Swara45.com-Viral video seorang wanita yang tengah memarahi karyawan di dalam gudang pabrik, dengan nada tinggi dan terkesan di barengi dengan emosi.

Didalam video yang berdurasi 00.46 detik itu,diketahui wanita tersebut adalah Mrs. JK salah satu petinggi di perusahaan PT.Parkland Word Indonesia (PWI) 6 Rangkasbitung, yang tak lain adalah seorang tenaga kerja asing asal korea yang bekerja di perusahaan tersebut.

Ketua PSP Serikat Pekerja Nasional PT. PWI 6 Rangkasbitung Baehaki saat di konfirmasi mengatakan bahwa dirinya yang merekam video tersebut, bukan tidak beralasan ia mengaku rekaman itu untuk di jadikan bukti bahwa di perusahan itu terjadi adanya harassment terhadap karyawan. karena ia menilai sikap Mrs JK sangat lah tidak manusiawi .

” Iya betul saya yang merekam video, kejadian itu sekitar satu bulan yang lalu tepatnya bulan februari di gudag sewwing, dan ini saya anggap sikap yang tidak pantas karena Walau bagaimanapun karyawan juga manusia dan harus dimanusiakan”kata ketua PSP SPN PWI 6 Baehaki kepada media ini.Selasa (6/4/2021).

Atas kejadian itu, Baehaki pun langsung melaporkannya dengan melayangkan surat audien ke PWI 1 ,dan hasil tersebut kata Baehaki PWI 1 telah mengeluarkan Surat Peringatan (SP 3) .

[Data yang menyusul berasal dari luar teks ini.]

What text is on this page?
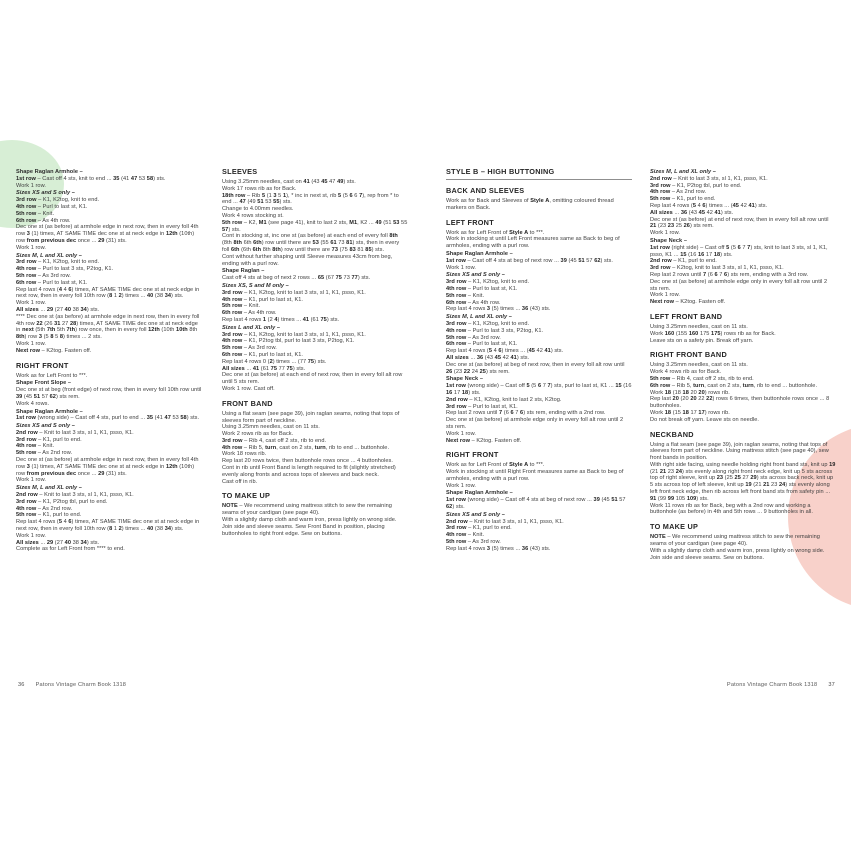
Shape Raglan Armhole –
1st row – Cast off 4 sts, knit to end ... 35 (41 47 53 58) sts.
Work 1 row.
Sizes XS and S only –
3rd row – K1, K2tog, knit to end.
4th row – Purl to last st, K1.
5th row – Knit.
6th row – As 4th row.
Dec one st (as before) at armhole edge in next row, then in every foll 4th row 3 (1) times, AT SAME TIME dec one st at neck edge in 12th (10th) row from previous dec once ... 29 (31) sts.
Work 1 row.
Sizes M, L and XL only –
3rd row – K1, K2tog, knit to end.
4th row – Purl to last 3 sts, P2tog, K1.
5th row – As 3rd row.
6th row – Purl to last st, K1.
Rep last 4 rows (4 4 6) times, AT SAME TIME dec one st at neck edge in next row, then in every foll 10th row (8 1 2) times ... 40 (38 34) sts.
Work 1 row.
All sizes ... 29 (27 40 38 34) sts.
**** Dec one st (as before) at armhole edge in next row, then in every foll 4th row 22 (26 31 27 28) times, AT SAME TIME dec one st at neck edge in next (5th 7th 5th 7th) row once, then in every foll 12th (10th 10th 8th 8th) row 3 (5 8 5 8) times ... 2 sts.
Work 1 row.
Next row – K2tog. Fasten off.
RIGHT FRONT
Work as for Left Front to ***.
Shape Front Slope –
Dec one st at beg (front edge) of next row, then in every foll 10th row until 39 (45 51 57 62) sts rem.
Work 4 rows.
Shape Raglan Armhole –
1st row (wrong side) – Cast off 4 sts, purl to end ... 35 (41 47 53 58) sts.
Sizes XS and S only –
2nd row – Knit to last 3 sts, sl 1, K1, psso, K1.
3rd row – K1, purl to end.
4th row – Knit.
5th row – As 2nd row.
Dec one st (as before) at armhole edge in next row, then in every foll 4th row 3 (1) times, AT SAME TIME dec one st at neck edge in 12th (10th) row from previous dec once ... 29 (31) sts.
Work 1 row.
Sizes M, L and XL only –
2nd row – Knit to last 3 sts, sl 1, K1, psso, K1.
3rd row – K1, P2tog tbl, purl to end.
4th row – As 2nd row.
5th row – K1, purl to end.
Rep last 4 rows (5 4 6) times, AT SAME TIME dec one st at neck edge in next row, then in every foll 10th row (8 1 2) times ... 40 (38 34) sts.
Work 1 row.
All sizes ... 29 (27 40 38 34) sts.
Complete as for Left Front from **** to end.
SLEEVES
Using 3.25mm needles, cast on 41 (43 45 47 49) sts.
Work 17 rows rib as for Back.
18th row – Rib 5 (1 3 5 1), * inc in next st, rib 5 (5 6 6 7), rep from * to end ... 47 (49 51 53 55) sts.
Change to 4.00mm needles.
Work 4 rows stocking st.
5th row – K2, M1 (see page 41), knit to last 2 sts, M1, K2 ... 49 (51 53 55 57) sts.
Cont in stocking st, inc one st (as before) at each end of every foll 8th (8th 8th 6th 6th) row until there are 53 (55 61 73 81) sts, then in every foll 6th (6th 6th 8th 8th) row until there are 73 (75 83 81 85) sts.
Cont without further shaping until Sleeve measures 43cm from beg, ending with a purl row.
Shape Raglan –
Cast off 4 sts at beg of next 2 rows ... 65 (67 75 73 77) sts.
Sizes XS, S and M only –
3rd row – K1, K2tog, knit to last 3 sts, sl 1, K1, psso, K1.
4th row – K1, purl to last st, K1.
5th row – Knit.
6th row – As 4th row.
Rep last 4 rows 1 (2 4) times ... 41 (61 75) sts.
Sizes L and XL only –
3rd row – K1, K2tog, knit to last 3 sts, sl 1, K1, psso, K1.
4th row – K1, P2tog tbl, purl to last 3 sts, P2tog, K1.
5th row – As 3rd row.
6th row – K1, purl to last st, K1.
Rep last 4 rows 0 (2) times ... (77 75) sts.
All sizes ... 41 (61 75 77 75) sts.
Dec one st (as before) at each end of next row, then in every foll alt row until 5 sts rem.
Work 1 row. Cast off.
FRONT BAND
Using a flat seam (see page 39), join raglan seams, noting that tops of sleeves form part of neckline.
Using 3.25mm needles, cast on 11 sts.
Work 2 rows rib as for Back.
3rd row – Rib 4, cast off 2 sts, rib to end.
4th row – Rib 5, turn, cast on 2 sts, turn, rib to end ... buttonhole.
Work 18 rows rib.
Rep last 20 rows twice, then buttonhole rows once ... 4 buttonholes.
Cont in rib until Front Band is length required to fit (slightly stretched) evenly along fronts and across tops of sleeves and back neck.
Cast off in rib.
TO MAKE UP
NOTE – We recommend using mattress stitch to sew the remaining seams of your cardigan (see page 40).
With a slightly damp cloth and warm iron, press lightly on wrong side. Join side and sleeve seams. Sew Front Band in position, placing buttonholes to right front edge. Sew on buttons.
STYLE B – HIGH BUTTONING
BACK AND SLEEVES
Work as for Back and Sleeves of Style A, omitting coloured thread markers on Back.
LEFT FRONT
Work as for Left Front of Style A to ***.
Work in stocking st until Left Front measures same as Back to beg of armholes, ending with a purl row.
Shape Raglan Armhole –
1st row – Cast off 4 sts at beg of next row ... 39 (45 51 57 62) sts.
Work 1 row.
Sizes XS and S only –
3rd row – K1, K2tog, knit to end.
4th row – Purl to last st, K1.
5th row – Knit.
6th row – As 4th row.
Rep last 4 rows 3 (5) times ... 36 (43) sts.
Sizes M, L and XL only –
3rd row – K1, K2tog, knit to end.
4th row – Purl to last 3 sts, P2tog, K1.
5th row – As 3rd row.
6th row – Purl to last st, K1.
Rep last 4 rows (5 4 6) times ... (45 42 41) sts.
All sizes ... 36 (43 45 42 41) sts.
Dec one st (as before) at beg of next row, then in every foll alt row until 26 (23 22 24 25) sts rem.
Shape Neck –
1st row (wrong side) – Cast off 5 (5 6 7 7) sts, purl to last st, K1 ... 15 (16 16 17 18) sts.
2nd row – K1, K2tog, knit to last 2 sts, K2tog.
3rd row – Purl to last st, K1.
Rep last 2 rows until 7 (6 6 7 6) sts rem, ending with a 2nd row.
Dec one st (as before) at armhole edge only in every foll alt row until 2 sts rem.
Work 1 row.
Next row – K2tog. Fasten off.
RIGHT FRONT
Work as for Left Front of Style A to ***.
Work in stocking st until Right Front measures same as Back to beg of armholes, ending with a purl row.
Work 1 row.
Shape Raglan Armhole –
1st row (wrong side) – Cast off 4 sts at beg of next row ... 39 (45 51 57 62) sts.
Sizes XS and S only –
2nd row – Knit to last 3 sts, sl 1, K1, psso, K1.
3rd row – K1, purl to end.
4th row – Knit.
5th row – As 3rd row.
Rep last 4 rows 3 (5) times ... 36 (43) sts.
Sizes M, L and XL only –
2nd row – Knit to last 3 sts, sl 1, K1, psso, K1.
3rd row – K1, P2tog tbl, purl to end.
4th row – As 2nd row.
5th row – K1, purl to end.
Rep last 4 rows (5 4 6) times ... (45 42 41) sts.
All sizes ... 36 (43 45 42 41) sts.
Dec one st (as before) at end of next row, then in every foll alt row until 21 (23 23 25 26) sts rem.
Work 1 row.
Shape Neck –
1st row (right side) – Cast off 5 (5 6 7 7) sts, knit to last 3 sts, sl 1, K1, psso, K1 ... 15 (16 16 17 18) sts.
2nd row – K1, purl to end.
3rd row – K2tog, knit to last 3 sts, sl 1, K1, psso, K1.
Rep last 2 rows until 7 (6 6 7 6) sts rem, ending with a 3rd row.
Dec one st (as before) at armhole edge only in every foll alt row until 2 sts rem.
Work 1 row.
Next row – K2tog. Fasten off.
LEFT FRONT BAND
Using 3.25mm needles, cast on 11 sts.
Work 160 (155 160 175 175) rows rib as for Back.
Leave sts on a safety pin. Break off yarn.
RIGHT FRONT BAND
Using 3.25mm needles, cast on 11 sts.
Work 4 rows rib as for Back.
5th row – Rib 4, cast off 2 sts, rib to end.
6th row – Rib 5, turn, cast on 2 sts, turn, rib to end ... buttonhole.
Work 18 (18 18 20 20) rows rib.
Rep last 20 (20 20 22 22) rows 6 times, then buttonhole rows once ... 8 buttonholes.
Work 18 (15 18 17 17) rows rib.
Do not break off yarn. Leave sts on needle.
NECKBAND
Using a flat seam (see page 39), join raglan seams, noting that tops of sleeves form part of neckline. Using mattress stitch (see page 40), sew front bands in position.
With right side facing, using needle holding right front band sts, knit up 19 (21 21 23 24) sts evenly along right front neck edge, knit up 5 sts across top of right sleeve, knit up 23 (25 25 27 29) sts across back neck, knit up 5 sts across top of left sleeve, knit up 19 (21 21 23 24) sts evenly along left front neck edge, then rib across left front band sts from safety pin ... 91 (99 99 105 109) sts.
Work 11 rows rib as for Back, beg with a 2nd row and working a buttonhole (as before) in 4th and 5th rows ... 9 buttonholes in all.
TO MAKE UP
NOTE – We recommend using mattress stitch to sew the remaining seams of your cardigan (see page 40).
With a slightly damp cloth and warm iron, press lightly on wrong side. Join side and sleeve seams. Sew on buttons.
36 Patons Vintage Charm Book 1318	Patons Vintage Charm Book 1318 37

“yang bersangkutan Mrs.JK sudah mendapatkan SP3 dari PWI 1” ujar Baehaki.

Selain itu, hal serupa juga pernah terjadi harassement terhadap karyawan di perusahaan PWI 6 ,sehingga dengan kejadian tersebut pengawas itu mengundurkan diri.

Saat dikonfirmasi mantan pengawas di PT PWI 6 Sadiah mengaku, saat itu dirinya menerima pelakukan yang tidak semestinya dari asissten berinisial MW, selain dari ucapan yang tidak mengenakan bahkan ia mengalami kekerasan dengan cara di pukul.

Atas dasar itu, Sadiah mengundurkan diri dan langsung melaporkannya kejadian tersebut kepada yang berwajib melalui kuasa hukumnya.

“Saya bersama suami sempat melaporkan,namun saya disuruh menandatangani dan ternyata yang di tandatangani adalah surat pencabutan laporan,dan s”kata Sadiah melalui sambungan Whats Appnya.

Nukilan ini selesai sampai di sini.